I may be being a little fussy here but any thrills it generates are from the engine and the chassis seems tuned on the conservative side to keep hold of it all safely. It does go very well but it could be a little bit sharper. Huge tyres don't tend to ride rough surfaces very well and these ones are no exception. Once the roads smooth out it rides well enough but it does roll a tad on bends, personally I would have settled for an even rougher low speed ride and less Roll.
No amount of exterior surgery is going to impress if the interior is straight out of an Astra Max van.
Luckily Vauxhall did some of their best work on the inside.
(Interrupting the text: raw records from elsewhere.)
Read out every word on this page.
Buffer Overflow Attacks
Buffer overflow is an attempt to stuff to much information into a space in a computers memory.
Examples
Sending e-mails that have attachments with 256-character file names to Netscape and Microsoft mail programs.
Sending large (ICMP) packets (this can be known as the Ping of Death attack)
There is nothing cutting edge, or new edge or any edge about the interior but it works very well. Some of the trade mark Vauxhall corporate dustbin parts still find their way in. The control stalks and headlight switch are the usual rubbish, Excellently simple and efficient in concept, cheaply executed. and the Astra sport steering wheel, nice in the Astra but a little out of place in here.
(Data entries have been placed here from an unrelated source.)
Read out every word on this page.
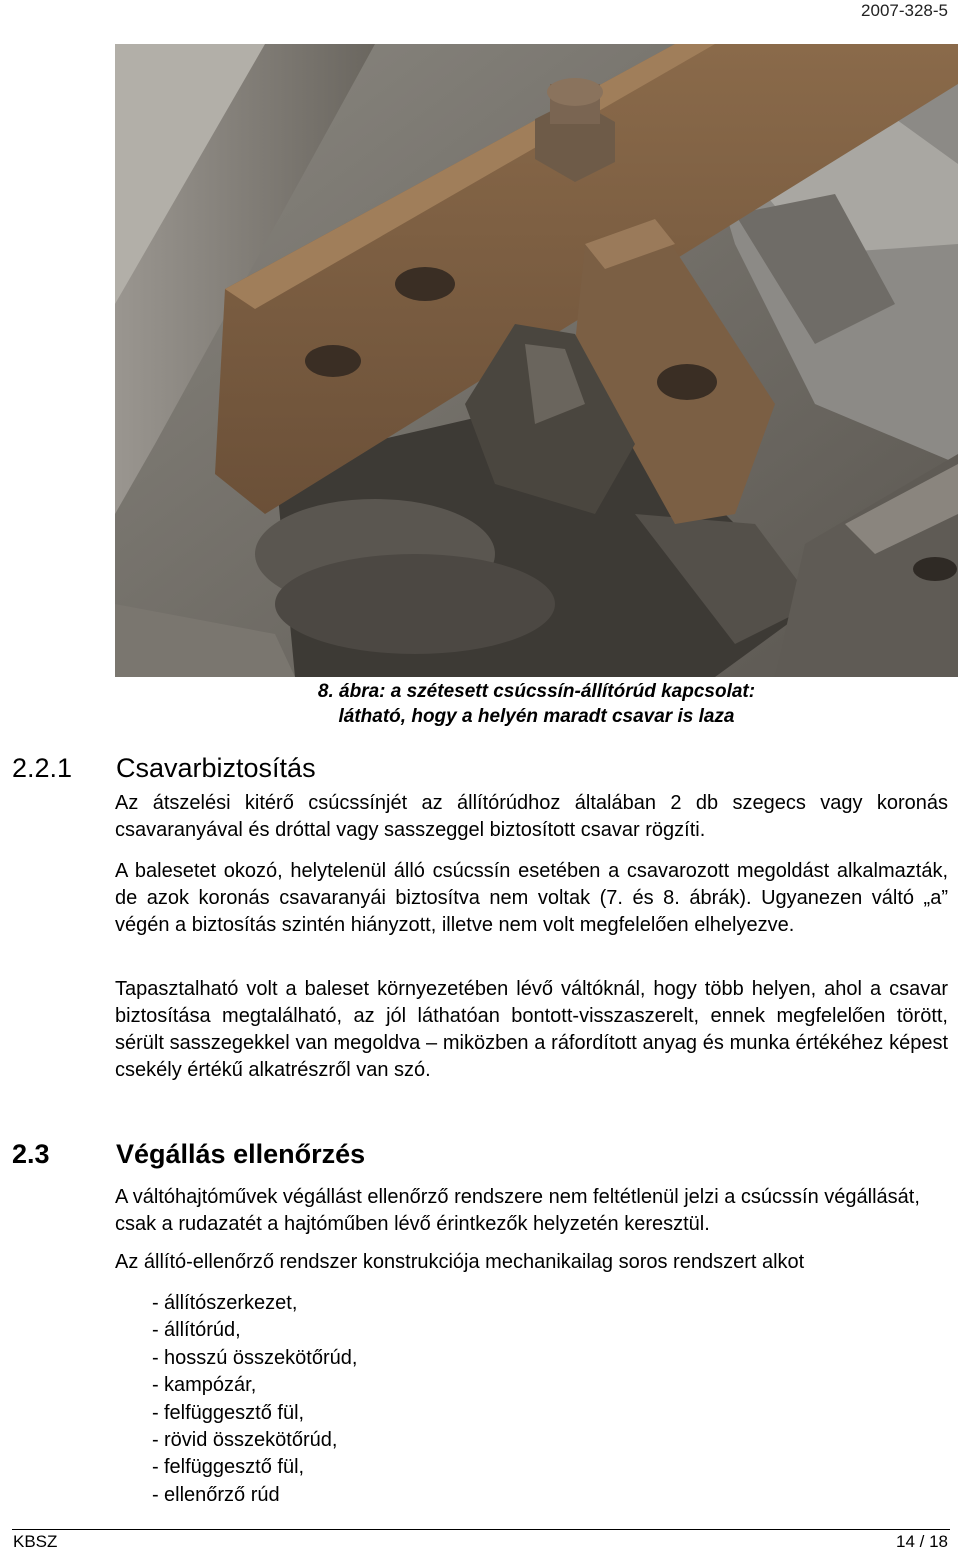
2007-328-5
8. ábra: a szétesett csúcssín-állítórúd kapcsolat:
látható, hogy a helyén maradt csavar is laza
2.2.1 Csavarbiztosítás

Az átszelési kitérő csúcssínjét az állítórúdhoz általában 2 db szegecs vagy koronás csavaranyával és dróttal vagy sasszeggel biztosított csavar rögzíti.

A balesetet okozó, helytelenül álló csúcssín esetében a csavarozott megoldást alkalmazták, de azok koronás csavaranyái biztosítva nem voltak (7. és 8. ábrák). Ugyanezen váltó „a” végén a biztosítás szintén hiányzott, illetve nem volt megfelelően elhelyezve.

Tapasztalható volt a baleset környezetében lévő váltóknál, hogy több helyen, ahol a csavar biztosítása megtalálható, az jól láthatóan bontott-visszaszerelt, ennek megfelelően törött, sérült sasszegekkel van megoldva – miközben a ráfordított anyag és munka értékéhez képest csekély értékű alkatrészről van szó.

2.3 Végállás ellenőrzés

A váltóhajtóművek végállást ellenőrző rendszere nem feltétlenül jelzi a csúcssín végállását, csak a rudazatét a hajtóműben lévő érintkezők helyzetén keresztül.

Az állító-ellenőrző rendszer konstrukciója mechanikailag soros rendszert alkot

- állítószerkezet,
- állítórúd,
- hosszú összekötőrúd,
- kampózár,
- felfüggesztő fül,
- rövid összekötőrúd,
- felfüggesztő fül,
- ellenőrző rúd
KBSZ	14 / 18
The dials are the familiar standard Vauxhall dash shapes tarted up with white faces, my minds not made up about white dials in daylight yet, but at night they glow grey???? which is well cool.
Leather sport seats enclose your back, sides and backsides, but nicely Vauxhall haven't skimped on the leather and the doors and walls on the cabin are swathed in pleated masses of it. All black interiors may be old hat and some say depressingly dark, but all black leather interiors still work for me. Despite my reservations about white dials they do seem to work quite well as highlights in this Sea of Black Leather. As Vauxhall's go, this interior has got to be one of the nicest to be in. The seating position seemed just right from the off and the relationship between pedals, seat and steering wheel and wheel angle seemed just right too, which for me was a first in a Vauxhall.
As coupes go this one is probably as, if not more, practical than most others on the market and being a Vauxhall it probably won't destitute you trying to run it, It does have a Jekyl and Hyde character. Flash, fast, loud and no doubt thirsty when the Turbos singing, quiet, smooth, economical when its not. Two cars for the price of one.
I doubt if there is a more stylish and more practical coupe out there that can offer 150mph, six second 0 to 60, 4x4 , and six speed gearbox with reasonably service costs, and certainly not at a Calibra price's.